10. How Scrabble App Gave Out Free Wifi for Playing

In 2014, ad agency Ogilvy & Mather Paris set up wifi hotspots in areas of Paris that did not have wifi connections. But to use these special hotspots, you had to select the Scrabble network, create your best word, and earn free wifi minutes based on your score. Like regular Scrabble, players could earn more points with longer words. And if you shared your words on Facebook, you got to double your score (and thus your wifi minutes).

Over a two-week campaign period, people played more than 6,000 words.


What Made It Viral

  • Usefulness: If you reward your users with something useful, they will flock to you. The Scrabble hotspots were in high traffic places with no free wifi connections. Giving users free internet time in exchange for time spent on the app? Well played.
  • Social Amplification: They incentivized people to post their words on Facebook. Leveraging social media increased brand awareness for Scrabble, and got more people to check out the campaign.

8 Secrets for Building Viral Marketing Campaigns

Each of the viral marketing campaign examples above contains useful tips. But you can boil them all down to eight secrets that will help you craft a shareable campaign.

First, keep it simple. Base your marketing campaign on a simple idea. Something that people can relate to and understand. If you can’t summarize your idea in one sentence then your campaign may fail.

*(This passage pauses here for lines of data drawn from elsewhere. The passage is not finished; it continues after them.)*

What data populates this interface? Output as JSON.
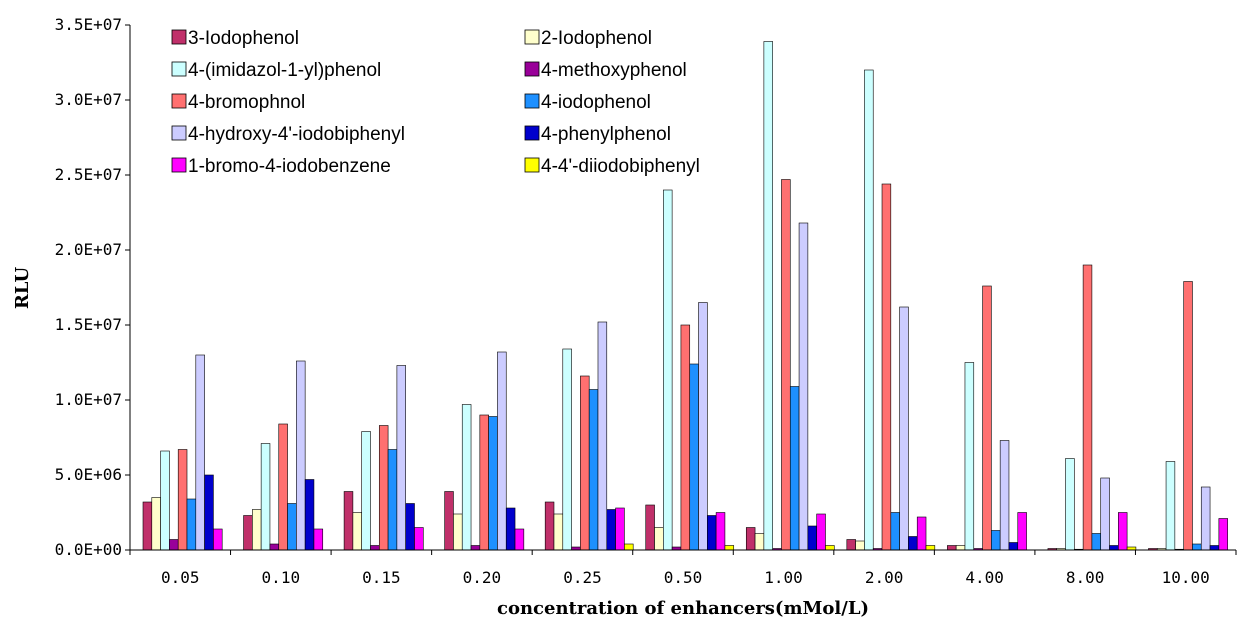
{
  "chart_data": {
    "type": "bar",
    "xlabel": "concentration of enhancers(mMol/L)",
    "ylabel": "RLU",
    "ylim": [
      0,
      35000000
    ],
    "yticks": [
      "0.0E+00",
      "5.0E+06",
      "1.0E+07",
      "1.5E+07",
      "2.0E+07",
      "2.5E+07",
      "3.0E+07",
      "3.5E+07"
    ],
    "categories": [
      "0.05",
      "0.10",
      "0.15",
      "0.20",
      "0.25",
      "0.50",
      "1.00",
      "2.00",
      "4.00",
      "8.00",
      "10.00"
    ],
    "grid": false,
    "legend_position": "top-left",
    "series": [
      {
        "name": "3-Iodophenol",
        "color": "#c0306a",
        "values": [
          3200000,
          2300000,
          3900000,
          3900000,
          3200000,
          3000000,
          1500000,
          700000,
          300000,
          100000,
          100000
        ]
      },
      {
        "name": "2-Iodophenol",
        "color": "#ffffcc",
        "values": [
          3500000,
          2700000,
          2500000,
          2400000,
          2400000,
          1500000,
          1100000,
          600000,
          300000,
          100000,
          100000
        ]
      },
      {
        "name": "4-(imidazol-1-yl)phenol",
        "color": "#ccffff",
        "values": [
          6600000,
          7100000,
          7900000,
          9700000,
          13400000,
          24000000,
          33900000,
          32000000,
          12500000,
          6100000,
          5900000
        ]
      },
      {
        "name": "4-methoxyphenol",
        "color": "#990099",
        "values": [
          700000,
          400000,
          300000,
          300000,
          200000,
          200000,
          100000,
          100000,
          100000,
          50000,
          50000
        ]
      },
      {
        "name": "4-bromophnol",
        "color": "#ff7070",
        "values": [
          6700000,
          8400000,
          8300000,
          9000000,
          11600000,
          15000000,
          24700000,
          24400000,
          17600000,
          19000000,
          17900000
        ]
      },
      {
        "name": "4-iodophenol",
        "color": "#1e90ff",
        "values": [
          3400000,
          3100000,
          6700000,
          8900000,
          10700000,
          12400000,
          10900000,
          2500000,
          1300000,
          1100000,
          400000
        ]
      },
      {
        "name": "4-hydroxy-4'-iodobiphenyl",
        "color": "#ccccff",
        "values": [
          13000000,
          12600000,
          12300000,
          13200000,
          15200000,
          16500000,
          21800000,
          16200000,
          7300000,
          4800000,
          4200000
        ]
      },
      {
        "name": "4-phenylphenol",
        "color": "#0000cc",
        "values": [
          5000000,
          4700000,
          3100000,
          2800000,
          2700000,
          2300000,
          1600000,
          900000,
          500000,
          300000,
          300000
        ]
      },
      {
        "name": "1-bromo-4-iodobenzene",
        "color": "#ff00ff",
        "values": [
          1400000,
          1400000,
          1500000,
          1400000,
          2800000,
          2500000,
          2400000,
          2200000,
          2500000,
          2500000,
          2100000
        ]
      },
      {
        "name": "4-4'-diiodobiphenyl",
        "color": "#ffff00",
        "values": [
          0,
          0,
          0,
          0,
          400000,
          300000,
          300000,
          300000,
          0,
          200000,
          0
        ]
      }
    ]
  }
}
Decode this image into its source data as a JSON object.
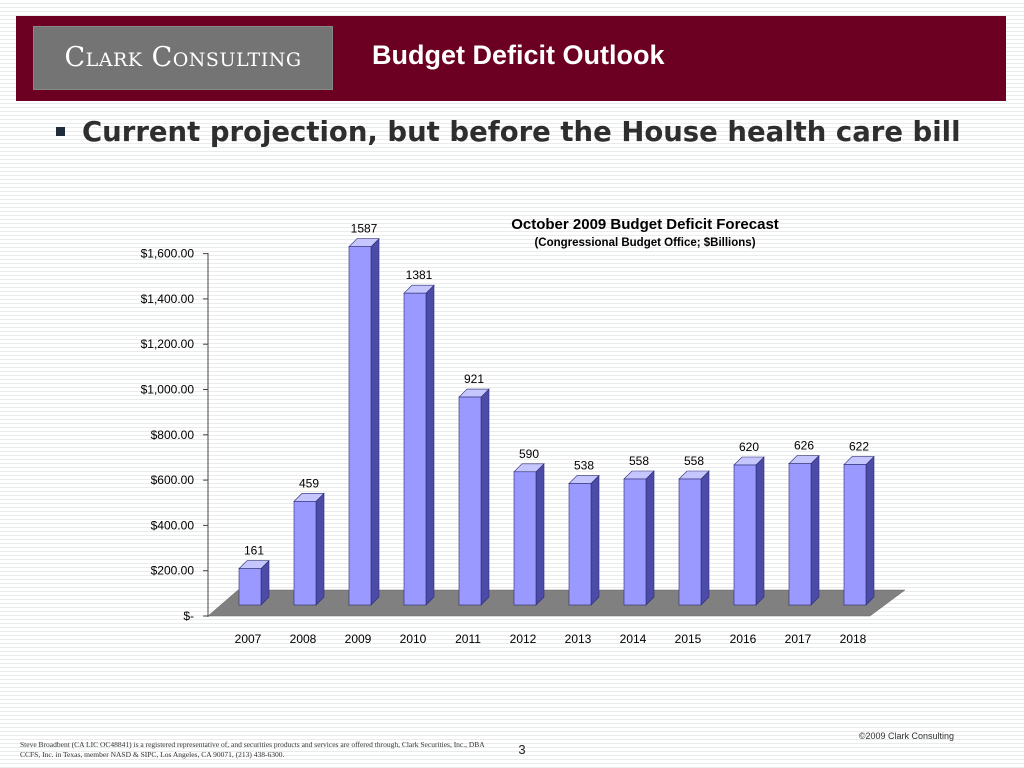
{
  "header": {
    "logo_text": "Clark Consulting",
    "title": "Budget Deficit Outlook",
    "colors": {
      "background": "#6b0022",
      "logo_box": "#747474"
    }
  },
  "bullet": {
    "text": "Current projection, but before the House health care bill"
  },
  "chart_data": {
    "type": "bar",
    "title": "October 2009 Budget Deficit Forecast",
    "subtitle": "(Congressional Budget Office; $Billions)",
    "categories": [
      "2007",
      "2008",
      "2009",
      "2010",
      "2011",
      "2012",
      "2013",
      "2014",
      "2015",
      "2016",
      "2017",
      "2018"
    ],
    "values": [
      161,
      459,
      1587,
      1381,
      921,
      590,
      538,
      558,
      558,
      620,
      626,
      622
    ],
    "data_labels": [
      "161",
      "459",
      "1587",
      "1381",
      "921",
      "590",
      "538",
      "558",
      "558",
      "620",
      "626",
      "622"
    ],
    "y_tick_labels": [
      "$-",
      "$200.00",
      "$400.00",
      "$600.00",
      "$800.00",
      "$1,000.00",
      "$1,200.00",
      "$1,400.00",
      "$1,600.00"
    ],
    "y_ticks": [
      0,
      200,
      400,
      600,
      800,
      1000,
      1200,
      1400,
      1600
    ],
    "ylim": [
      0,
      1600
    ],
    "grid": false,
    "style": "3d-column",
    "colors": {
      "bar_front": "#9999ff",
      "bar_side": "#4c4ca8",
      "bar_top": "#c6c6ff",
      "floor": "#808080"
    }
  },
  "footer": {
    "disclaimer": "Steve Broadbent (CA LIC OC48841) is a registered representative of, and securities products and services are offered through, Clark Securities, Inc., DBA CCFS, Inc. in Texas, member NASD & SIPC, Los Angeles, CA 90071, (213) 438-6300.",
    "page_number": "3",
    "copyright": "©2009 Clark Consulting"
  }
}
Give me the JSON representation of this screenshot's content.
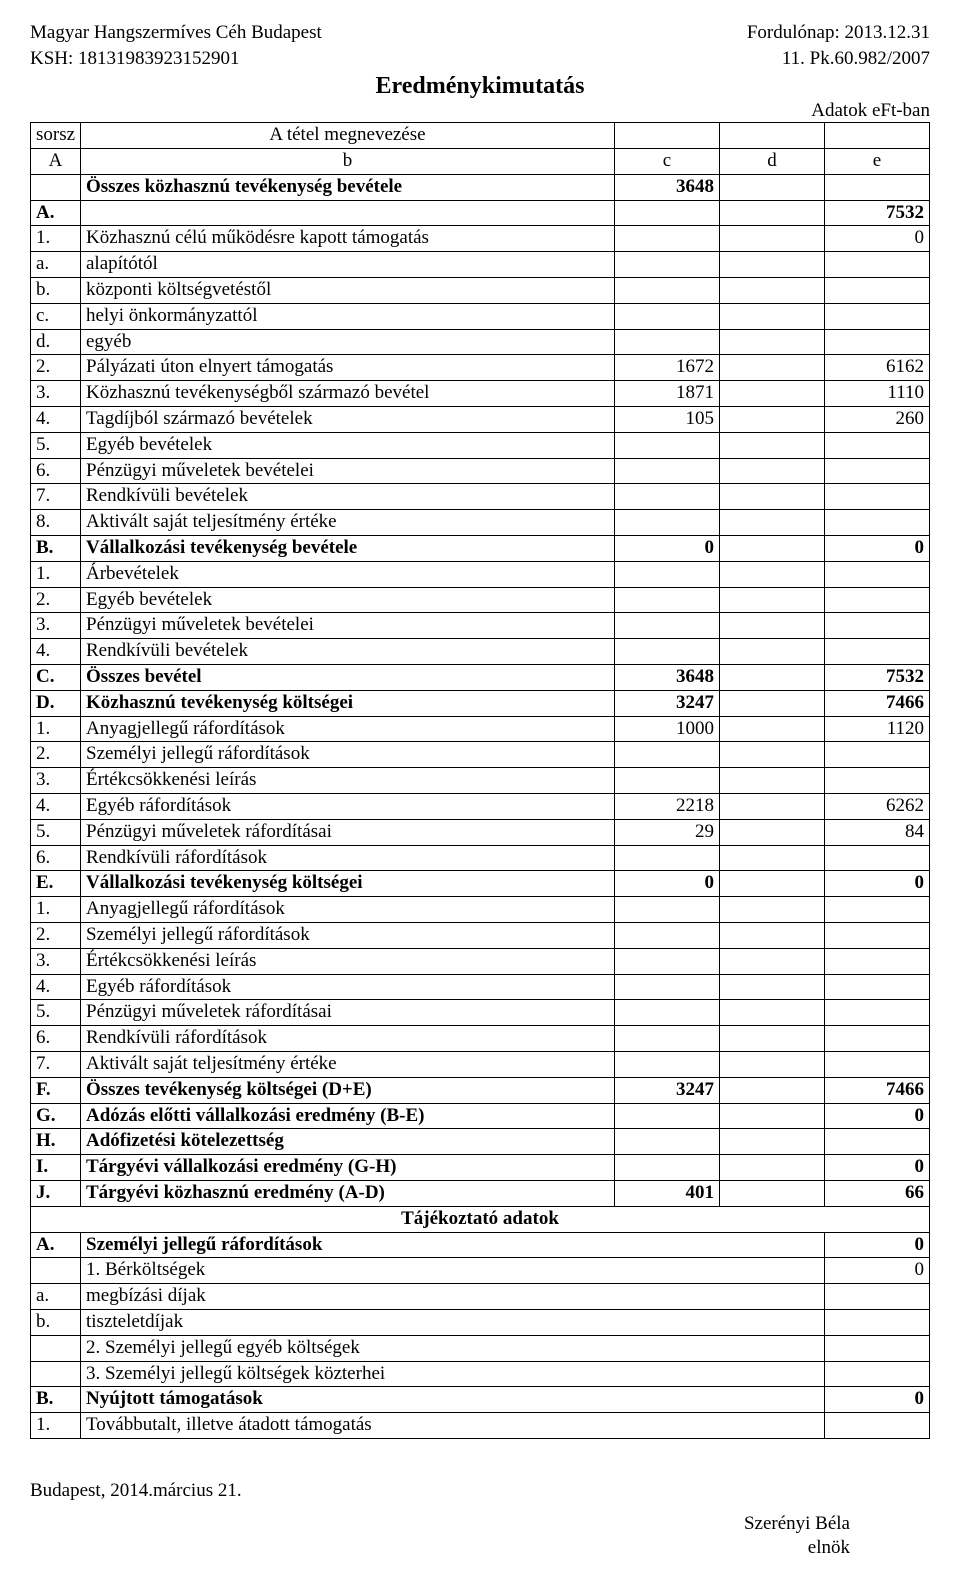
{
  "header": {
    "org_name": "Magyar Hangszermíves Céh Budapest",
    "ksh_label": "KSH: 18131983923152901",
    "fordulo": "Fordulónap: 2013.12.31",
    "case_no": "11. Pk.60.982/2007",
    "doc_title": "Eredménykimutatás",
    "unit_note": "Adatok eFt-ban"
  },
  "colhead": {
    "sorsz": "sorsz",
    "megnev": "A tétel megnevezése",
    "A": "A",
    "b": "b",
    "c": "c",
    "d": "d",
    "e": "e"
  },
  "rows": [
    {
      "a": "",
      "b": "Összes közhasznú tevékenység bevétele",
      "c": "3648",
      "d": "",
      "e": "",
      "bold": true
    },
    {
      "a": "A.",
      "b": "",
      "c": "",
      "d": "",
      "e": "7532",
      "bold": true
    },
    {
      "a": "1.",
      "b": "Közhasznú célú működésre kapott támogatás",
      "c": "",
      "d": "",
      "e": "0"
    },
    {
      "a": "a.",
      "b": "alapítótól",
      "c": "",
      "d": "",
      "e": ""
    },
    {
      "a": "b.",
      "b": "központi költségvetéstől",
      "c": "",
      "d": "",
      "e": ""
    },
    {
      "a": "c.",
      "b": "helyi önkormányzattól",
      "c": "",
      "d": "",
      "e": ""
    },
    {
      "a": "d.",
      "b": "egyéb",
      "c": "",
      "d": "",
      "e": ""
    },
    {
      "a": "2.",
      "b": "Pályázati úton elnyert támogatás",
      "c": "1672",
      "d": "",
      "e": "6162"
    },
    {
      "a": "3.",
      "b": "Közhasznú tevékenységből származó bevétel",
      "c": "1871",
      "d": "",
      "e": "1110"
    },
    {
      "a": "4.",
      "b": "Tagdíjból származó bevételek",
      "c": "105",
      "d": "",
      "e": "260"
    },
    {
      "a": "5.",
      "b": "Egyéb bevételek",
      "c": "",
      "d": "",
      "e": ""
    },
    {
      "a": "6.",
      "b": "Pénzügyi műveletek bevételei",
      "c": "",
      "d": "",
      "e": ""
    },
    {
      "a": "7.",
      "b": "Rendkívüli bevételek",
      "c": "",
      "d": "",
      "e": ""
    },
    {
      "a": "8.",
      "b": "Aktivált saját teljesítmény értéke",
      "c": "",
      "d": "",
      "e": ""
    },
    {
      "a": "B.",
      "b": "Vállalkozási tevékenység bevétele",
      "c": "0",
      "d": "",
      "e": "0",
      "bold": true
    },
    {
      "a": "1.",
      "b": "Árbevételek",
      "c": "",
      "d": "",
      "e": ""
    },
    {
      "a": "2.",
      "b": "Egyéb bevételek",
      "c": "",
      "d": "",
      "e": ""
    },
    {
      "a": "3.",
      "b": "Pénzügyi műveletek bevételei",
      "c": "",
      "d": "",
      "e": ""
    },
    {
      "a": "4.",
      "b": "Rendkívüli bevételek",
      "c": "",
      "d": "",
      "e": ""
    },
    {
      "a": "C.",
      "b": "Összes bevétel",
      "c": "3648",
      "d": "",
      "e": "7532",
      "bold": true
    },
    {
      "a": "D.",
      "b": "Közhasznú tevékenység költségei",
      "c": "3247",
      "d": "",
      "e": "7466",
      "bold": true
    },
    {
      "a": "1.",
      "b": "Anyagjellegű ráfordítások",
      "c": "1000",
      "d": "",
      "e": "1120"
    },
    {
      "a": "2.",
      "b": "Személyi jellegű ráfordítások",
      "c": "",
      "d": "",
      "e": ""
    },
    {
      "a": "3.",
      "b": "Értékcsökkenési leírás",
      "c": "",
      "d": "",
      "e": ""
    },
    {
      "a": "4.",
      "b": "Egyéb ráfordítások",
      "c": "2218",
      "d": "",
      "e": "6262"
    },
    {
      "a": "5.",
      "b": "Pénzügyi műveletek ráfordításai",
      "c": "29",
      "d": "",
      "e": "84"
    },
    {
      "a": "6.",
      "b": "Rendkívüli ráfordítások",
      "c": "",
      "d": "",
      "e": ""
    },
    {
      "a": "E.",
      "b": "Vállalkozási tevékenység költségei",
      "c": "0",
      "d": "",
      "e": "0",
      "bold": true
    },
    {
      "a": "1.",
      "b": "Anyagjellegű ráfordítások",
      "c": "",
      "d": "",
      "e": ""
    },
    {
      "a": "2.",
      "b": "Személyi jellegű ráfordítások",
      "c": "",
      "d": "",
      "e": ""
    },
    {
      "a": "3.",
      "b": "Értékcsökkenési leírás",
      "c": "",
      "d": "",
      "e": ""
    },
    {
      "a": "4.",
      "b": "Egyéb ráfordítások",
      "c": "",
      "d": "",
      "e": ""
    },
    {
      "a": "5.",
      "b": "Pénzügyi műveletek ráfordításai",
      "c": "",
      "d": "",
      "e": ""
    },
    {
      "a": "6.",
      "b": "Rendkívüli ráfordítások",
      "c": "",
      "d": "",
      "e": ""
    },
    {
      "a": "7.",
      "b": "Aktivált saját teljesítmény értéke",
      "c": "",
      "d": "",
      "e": ""
    },
    {
      "a": "F.",
      "b": "Összes tevékenység költségei (D+E)",
      "c": "3247",
      "d": "",
      "e": "7466",
      "bold": true
    },
    {
      "a": "G.",
      "b": "Adózás előtti vállalkozási eredmény (B-E)",
      "c": "",
      "d": "",
      "e": "0",
      "bold": true
    },
    {
      "a": "H.",
      "b": "Adófizetési kötelezettség",
      "c": "",
      "d": "",
      "e": "",
      "bold": true
    },
    {
      "a": "I.",
      "b": "Tárgyévi vállalkozási eredmény (G-H)",
      "c": "",
      "d": "",
      "e": "0",
      "bold": true
    },
    {
      "a": "J.",
      "b": "Tárgyévi közhasznú eredmény (A-D)",
      "c": "401",
      "d": "",
      "e": "66",
      "bold": true
    }
  ],
  "info_title": "Tájékoztató adatok",
  "info_rows": [
    {
      "a": "A.",
      "b": "Személyi jellegű ráfordítások",
      "e": "0",
      "bold": true
    },
    {
      "a": "",
      "b": "1. Bérköltségek",
      "e": "0"
    },
    {
      "a": "a.",
      "b": "megbízási díjak",
      "e": ""
    },
    {
      "a": "b.",
      "b": "tiszteletdíjak",
      "e": ""
    },
    {
      "a": "",
      "b": "2. Személyi jellegű egyéb költségek",
      "e": ""
    },
    {
      "a": "",
      "b": "3. Személyi jellegű költségek közterhei",
      "e": ""
    },
    {
      "a": "B.",
      "b": "Nyújtott támogatások",
      "e": "0",
      "bold": true
    },
    {
      "a": "1.",
      "b": "Továbbutalt, illetve átadott támogatás",
      "e": ""
    }
  ],
  "footer": {
    "place_date": "Budapest, 2014.március 21.",
    "sig_name": "Szerényi Béla",
    "sig_title": "elnök"
  }
}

The second secret: relevance to your target segment. Do the research. Does your idea resonate with your target market? Would they share it on social media?

The next six secrets come from Jonah Berger, author of Contagious: Why Things Catch On. He says that the six drivers to whether something goes viral can be summarized as:

  1. Social Currency: we share it because it makes us look good
  2. Triggers: we share it because it’s top-of-mind
  3. Emotion: we share it because it makes us feel something
  4. Public: we share it to imitate what others do
  5. Practical Value: we share it if it’s useful to others
  6. Stories: we share it to tell a story

Remember: we can’t force a viral campaign. The only thing we can do as marketers is to make our campaigns as share-worthy as possible. To make them more likely to spread via word-of-mouth. Once we lower the barrier so that sharing becomes the only worthy reaction, we’ve prepared the field. The rest is up to the audience.